Jean-Luc, éleveur en Mayenne

Entretien avec Jean-Luc, éleveur de blondes d’Aquitaine en Mayenne :

Bonjour Jean-Luc, pourriez-vous décrire en quelques mots votre parcours et votre activité actuelle ?

J’ai 38 ans et suis installé à mon compte comme transporteur depuis 2001. En 2013, j’ai repris la ferme de mes parents qui partaient à la retraite, à St Quentin les Anges. Mon père a continué de s’en occuper quelques temps pendant que je poursuivais mon activité de transporteur. En 2017, j’ai pris la décision de complètement arrêter de rouler et de développer la partie agricole. J’ai également un oncle agriculteur (frère de ma mère) qui envisage d’arrêter son activité agricole à horizon fin 2018. En regroupant sa ferme et celle de mes parents, je vais pouvoir obtenir une superficie d’exploitation et un chiffre d’affaires suffisamment viables. Ma compagne s’installera également avec moi en fin d’année 2018.

Mes parents avaient tous les deux une activité professionnelle en plus de la gestion de leur ferme. Ils avaient une superficie de seulement 27 ha, donc pour vivre à deux dessus c’était impossible.

Aujourd’hui, je dispose de 65 vaches allaitantes, de race blonde d’Aquitaine et de 55 ha.
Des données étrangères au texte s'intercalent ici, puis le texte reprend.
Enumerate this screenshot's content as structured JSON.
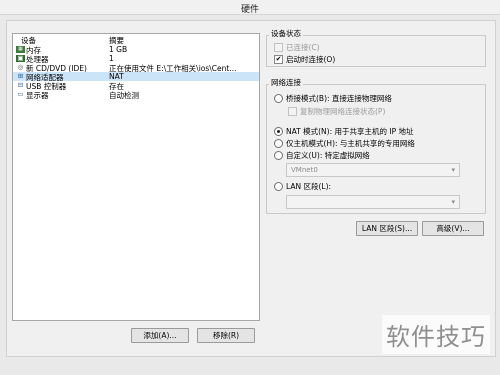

D’ici à fin 2018, en regroupant ma ferme et celle de mon oncle, j’espère monter à 100 (100 vêlages par an) et à 150 ha d’exploitation (environ 80 ha de prairie, 60 ha des céréales (blé, orge, colza) et 10 ha de mais pour nourrir les bêtes).

Qu’advient-il de votre activité de transporteur ?

En tant que transporteur, j’ai eu jusqu’à neuf salariés. Aujourd’hui il ne me reste plus qu’un camion. A l’automne dernier, j’ai arrêté cinq camions. Historiquement je m’étais lancé en bétaillère (transport d’animaux vivants). En 2017, j’avais trois frigos industriels et une bétaillère. Aujourd’hui, j’ai gardé la bétaillère et un chauffeur.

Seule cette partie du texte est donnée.